Instantánea extraordinaria en una revista impúdica: acaban de decapitar a un rebelde chino. El verdugo, el sable, borrosos aún, parecidos al ventilador que se para. Un haz de sangre, todo recto, brota del tronco. La cabeza, sonriente, ha caído sobre las rodillas del rebelde, como el cigarrillo del fumador, sin que lo note.

Lo notará al día siguiente por la mancha de sangre, como el fumador por la quemadura.

No he puesto en Orfeo, a propósito, más que una imagen. Después de la representación, me la citan.

Perderse una sola réplica de Orfeo, excepto esa imagen, es perder un tornillo de la máquina: ya no funciona.

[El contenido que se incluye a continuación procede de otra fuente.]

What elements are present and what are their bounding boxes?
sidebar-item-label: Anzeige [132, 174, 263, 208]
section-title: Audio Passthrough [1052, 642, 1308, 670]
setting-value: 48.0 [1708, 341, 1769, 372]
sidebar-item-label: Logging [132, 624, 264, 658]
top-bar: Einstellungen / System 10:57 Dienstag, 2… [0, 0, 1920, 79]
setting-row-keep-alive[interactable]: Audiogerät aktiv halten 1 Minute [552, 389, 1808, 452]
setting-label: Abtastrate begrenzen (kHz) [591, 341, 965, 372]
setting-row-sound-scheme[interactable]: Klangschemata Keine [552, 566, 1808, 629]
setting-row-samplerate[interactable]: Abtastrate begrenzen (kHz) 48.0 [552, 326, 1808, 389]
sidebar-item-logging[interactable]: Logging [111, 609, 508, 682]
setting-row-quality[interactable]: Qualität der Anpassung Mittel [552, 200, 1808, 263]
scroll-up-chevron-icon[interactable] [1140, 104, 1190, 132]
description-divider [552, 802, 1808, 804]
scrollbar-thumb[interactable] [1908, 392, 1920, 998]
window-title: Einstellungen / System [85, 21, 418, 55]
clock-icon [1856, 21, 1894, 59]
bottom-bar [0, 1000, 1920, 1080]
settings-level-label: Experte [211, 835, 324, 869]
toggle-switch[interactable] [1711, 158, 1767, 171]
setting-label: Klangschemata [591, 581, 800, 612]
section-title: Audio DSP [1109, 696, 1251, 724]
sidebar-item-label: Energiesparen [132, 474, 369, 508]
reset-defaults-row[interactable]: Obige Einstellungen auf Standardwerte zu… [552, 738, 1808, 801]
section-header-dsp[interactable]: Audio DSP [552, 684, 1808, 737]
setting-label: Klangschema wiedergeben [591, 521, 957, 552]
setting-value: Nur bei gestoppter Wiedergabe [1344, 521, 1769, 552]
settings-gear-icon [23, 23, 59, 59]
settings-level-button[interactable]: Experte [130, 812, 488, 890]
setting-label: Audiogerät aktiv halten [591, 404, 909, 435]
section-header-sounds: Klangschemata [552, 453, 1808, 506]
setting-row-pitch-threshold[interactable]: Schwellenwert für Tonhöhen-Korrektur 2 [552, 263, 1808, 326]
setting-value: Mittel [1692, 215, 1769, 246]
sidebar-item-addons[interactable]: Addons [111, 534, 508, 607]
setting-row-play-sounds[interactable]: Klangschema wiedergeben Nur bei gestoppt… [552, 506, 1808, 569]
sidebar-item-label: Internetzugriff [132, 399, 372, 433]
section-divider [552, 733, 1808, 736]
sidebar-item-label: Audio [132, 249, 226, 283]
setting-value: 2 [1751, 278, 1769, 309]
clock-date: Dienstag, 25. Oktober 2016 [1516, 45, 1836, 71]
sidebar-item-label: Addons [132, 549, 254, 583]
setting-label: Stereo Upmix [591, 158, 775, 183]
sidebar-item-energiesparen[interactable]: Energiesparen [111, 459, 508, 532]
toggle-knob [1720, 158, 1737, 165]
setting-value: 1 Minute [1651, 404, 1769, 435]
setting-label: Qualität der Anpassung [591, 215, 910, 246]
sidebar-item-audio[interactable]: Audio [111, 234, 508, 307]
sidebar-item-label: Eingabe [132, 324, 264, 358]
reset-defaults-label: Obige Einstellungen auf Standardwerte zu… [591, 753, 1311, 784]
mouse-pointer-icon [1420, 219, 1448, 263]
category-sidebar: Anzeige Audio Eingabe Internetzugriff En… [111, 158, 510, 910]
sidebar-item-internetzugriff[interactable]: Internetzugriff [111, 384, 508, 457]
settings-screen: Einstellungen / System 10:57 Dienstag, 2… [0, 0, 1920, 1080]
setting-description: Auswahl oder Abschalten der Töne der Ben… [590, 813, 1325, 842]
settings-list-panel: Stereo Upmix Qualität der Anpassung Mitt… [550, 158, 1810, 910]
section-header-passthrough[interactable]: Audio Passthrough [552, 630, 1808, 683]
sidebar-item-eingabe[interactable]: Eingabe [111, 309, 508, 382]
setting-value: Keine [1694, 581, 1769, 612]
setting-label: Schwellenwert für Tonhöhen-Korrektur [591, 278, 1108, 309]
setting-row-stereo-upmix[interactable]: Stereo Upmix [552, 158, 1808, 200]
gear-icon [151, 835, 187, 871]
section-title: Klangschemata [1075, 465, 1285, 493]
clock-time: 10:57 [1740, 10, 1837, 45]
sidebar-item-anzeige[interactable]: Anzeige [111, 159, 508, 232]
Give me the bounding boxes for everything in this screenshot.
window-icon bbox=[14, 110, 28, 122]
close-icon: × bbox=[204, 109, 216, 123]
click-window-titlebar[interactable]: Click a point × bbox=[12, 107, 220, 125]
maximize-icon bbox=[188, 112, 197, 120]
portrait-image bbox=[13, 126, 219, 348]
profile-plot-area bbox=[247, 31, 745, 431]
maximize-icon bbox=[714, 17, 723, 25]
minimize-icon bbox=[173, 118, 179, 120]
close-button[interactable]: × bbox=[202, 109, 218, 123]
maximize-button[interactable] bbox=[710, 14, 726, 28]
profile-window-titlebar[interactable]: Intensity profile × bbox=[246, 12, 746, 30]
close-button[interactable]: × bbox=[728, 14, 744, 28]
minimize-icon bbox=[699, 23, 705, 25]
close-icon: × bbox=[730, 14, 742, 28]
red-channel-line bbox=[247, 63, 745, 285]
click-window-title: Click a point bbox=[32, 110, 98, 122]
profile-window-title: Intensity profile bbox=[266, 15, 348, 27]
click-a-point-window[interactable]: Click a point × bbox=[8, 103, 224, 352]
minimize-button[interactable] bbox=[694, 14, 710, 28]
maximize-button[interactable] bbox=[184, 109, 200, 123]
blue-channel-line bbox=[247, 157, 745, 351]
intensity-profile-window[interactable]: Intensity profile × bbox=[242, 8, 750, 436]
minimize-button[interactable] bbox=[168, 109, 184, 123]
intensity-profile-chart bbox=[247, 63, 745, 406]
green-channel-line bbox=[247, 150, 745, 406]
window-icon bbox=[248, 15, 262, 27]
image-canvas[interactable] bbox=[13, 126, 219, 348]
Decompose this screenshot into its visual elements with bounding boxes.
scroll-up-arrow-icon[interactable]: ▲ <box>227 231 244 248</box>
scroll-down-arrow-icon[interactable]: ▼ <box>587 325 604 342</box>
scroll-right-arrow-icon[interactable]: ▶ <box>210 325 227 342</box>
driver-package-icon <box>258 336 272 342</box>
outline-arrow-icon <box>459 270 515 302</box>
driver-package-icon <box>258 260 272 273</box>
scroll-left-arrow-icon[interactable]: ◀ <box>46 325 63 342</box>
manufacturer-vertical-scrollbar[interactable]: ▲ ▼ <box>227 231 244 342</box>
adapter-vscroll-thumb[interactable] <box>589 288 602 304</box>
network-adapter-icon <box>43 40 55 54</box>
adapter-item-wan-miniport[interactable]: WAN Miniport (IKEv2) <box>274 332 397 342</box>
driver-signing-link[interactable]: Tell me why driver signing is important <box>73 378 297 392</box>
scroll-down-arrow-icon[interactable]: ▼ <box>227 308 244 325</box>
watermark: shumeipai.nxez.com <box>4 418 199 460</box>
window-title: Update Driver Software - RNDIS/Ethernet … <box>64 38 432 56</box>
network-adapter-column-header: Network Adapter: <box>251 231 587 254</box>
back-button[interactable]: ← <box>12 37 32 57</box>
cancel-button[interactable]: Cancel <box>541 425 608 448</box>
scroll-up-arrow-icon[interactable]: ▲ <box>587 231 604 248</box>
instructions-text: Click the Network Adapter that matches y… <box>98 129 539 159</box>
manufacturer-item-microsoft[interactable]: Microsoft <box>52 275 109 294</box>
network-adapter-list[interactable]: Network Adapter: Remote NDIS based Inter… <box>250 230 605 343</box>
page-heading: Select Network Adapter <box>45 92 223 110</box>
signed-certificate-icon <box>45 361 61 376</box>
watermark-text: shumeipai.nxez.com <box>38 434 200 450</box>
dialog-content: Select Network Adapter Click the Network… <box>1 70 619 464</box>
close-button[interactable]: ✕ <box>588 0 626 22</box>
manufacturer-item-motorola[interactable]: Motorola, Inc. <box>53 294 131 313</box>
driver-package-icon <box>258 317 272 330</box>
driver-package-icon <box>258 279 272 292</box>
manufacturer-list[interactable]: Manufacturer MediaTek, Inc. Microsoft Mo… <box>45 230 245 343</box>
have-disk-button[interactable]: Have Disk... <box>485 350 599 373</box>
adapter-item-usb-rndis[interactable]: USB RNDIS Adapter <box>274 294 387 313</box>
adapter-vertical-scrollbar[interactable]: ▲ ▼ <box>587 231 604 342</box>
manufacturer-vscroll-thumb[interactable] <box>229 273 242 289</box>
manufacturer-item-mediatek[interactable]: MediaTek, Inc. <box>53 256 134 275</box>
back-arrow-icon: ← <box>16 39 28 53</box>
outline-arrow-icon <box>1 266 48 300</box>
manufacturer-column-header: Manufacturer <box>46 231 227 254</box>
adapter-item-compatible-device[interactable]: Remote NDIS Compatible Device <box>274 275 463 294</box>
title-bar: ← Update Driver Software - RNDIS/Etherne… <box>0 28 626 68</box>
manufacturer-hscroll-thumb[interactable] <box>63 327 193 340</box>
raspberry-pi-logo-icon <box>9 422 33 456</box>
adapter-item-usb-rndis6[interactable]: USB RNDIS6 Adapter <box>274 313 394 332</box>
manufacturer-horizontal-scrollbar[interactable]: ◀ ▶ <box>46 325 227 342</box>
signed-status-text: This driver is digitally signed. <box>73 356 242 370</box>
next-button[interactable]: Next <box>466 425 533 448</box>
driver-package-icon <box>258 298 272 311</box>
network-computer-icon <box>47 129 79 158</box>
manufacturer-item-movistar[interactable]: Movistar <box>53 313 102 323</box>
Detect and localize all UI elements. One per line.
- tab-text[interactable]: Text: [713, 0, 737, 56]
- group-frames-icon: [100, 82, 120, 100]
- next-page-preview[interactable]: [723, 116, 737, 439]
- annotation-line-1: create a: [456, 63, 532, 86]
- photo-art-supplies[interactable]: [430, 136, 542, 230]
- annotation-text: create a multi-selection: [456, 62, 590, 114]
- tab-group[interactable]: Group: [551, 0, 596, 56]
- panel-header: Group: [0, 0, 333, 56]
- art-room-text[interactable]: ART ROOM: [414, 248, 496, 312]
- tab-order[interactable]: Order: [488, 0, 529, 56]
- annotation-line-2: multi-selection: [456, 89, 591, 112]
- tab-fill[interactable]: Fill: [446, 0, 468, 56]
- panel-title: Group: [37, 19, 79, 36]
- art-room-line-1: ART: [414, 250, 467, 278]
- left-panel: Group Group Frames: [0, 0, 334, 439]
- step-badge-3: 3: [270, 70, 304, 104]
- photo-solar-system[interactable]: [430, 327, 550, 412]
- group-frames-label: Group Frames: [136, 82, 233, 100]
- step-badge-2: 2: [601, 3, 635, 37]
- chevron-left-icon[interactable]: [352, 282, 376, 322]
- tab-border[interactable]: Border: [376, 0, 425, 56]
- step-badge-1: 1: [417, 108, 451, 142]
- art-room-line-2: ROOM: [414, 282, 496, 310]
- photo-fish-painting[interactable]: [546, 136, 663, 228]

Después de la escuela de la chapucería vino la escuela del realismo en escena. Ahora bien; no se trata de vivir en escena; se trata de hacer viva una escena. Esta verdad del teatro es la poesía de teatro, lo que es más verdadero que la verdad.

Así como la velocidad de Orfeo resulta demasiado detallada para un oyente versado en las obras que se pintaban como las decoraciones antiguas, de igual modo para un espíritu acostumbrado a las obras construidas como una verdadera casa, la casa de Orfeo tiene el aspecto de un manicomio.

«¿Por qué su nombre y su dirección en la boca de la cabeza de Orfeo?».

Es el retrato del donador en la parte inferior del lienzo; el nombre del atropellado, a quien interrogan en la farmacia.

Puede encontrarse la prueba de la óptica singular del teatro hasta en el teatro llamado «realista». L. Guitry me contaba que en una obra, en la que tenía que comer en el Ritz con otro personaje, hacía traer la comida del mejor restorán. A pesar de todos sus esfuerzos, la escena seguía siendo fría, hasta que advirtió que el dueño del restorán le mandaba la comida y el maître d’hôtel. Sustituyó el maître d’hôtel por un actor y logró inmediatamente que adquiriese relieve.

Coreógrafos, ejecutad vuestra danza con una música célebre (Carmen, Tristán e Isolda, qué sé yo) y suprimidla después.

Exigid que el pintor sea un director de escena.

El baño de las gracias de MERCURIO es una postura escénica. Cread la pantomima, el cuadro vivo, el gesto en silencio. Dejad de ser frívolos y de conjugar las artes.

Vivimos en una época tal de individualismo que ya no se habla nunca de discípulos; se habla de ladrones.

De un individualismo cada vez más exaltado no nacen más que soledades. Ahora no se detestan ya entre sí los artistas de criterios distintos, sino los artistas de igual criterio, los hombres que comparten la misma soledad, la misma celda, que explotan la misma parcela de excavaciones. Esto hace que nuestro peor enemigo sea el único capaz de comprendernos a fondo y viceversa.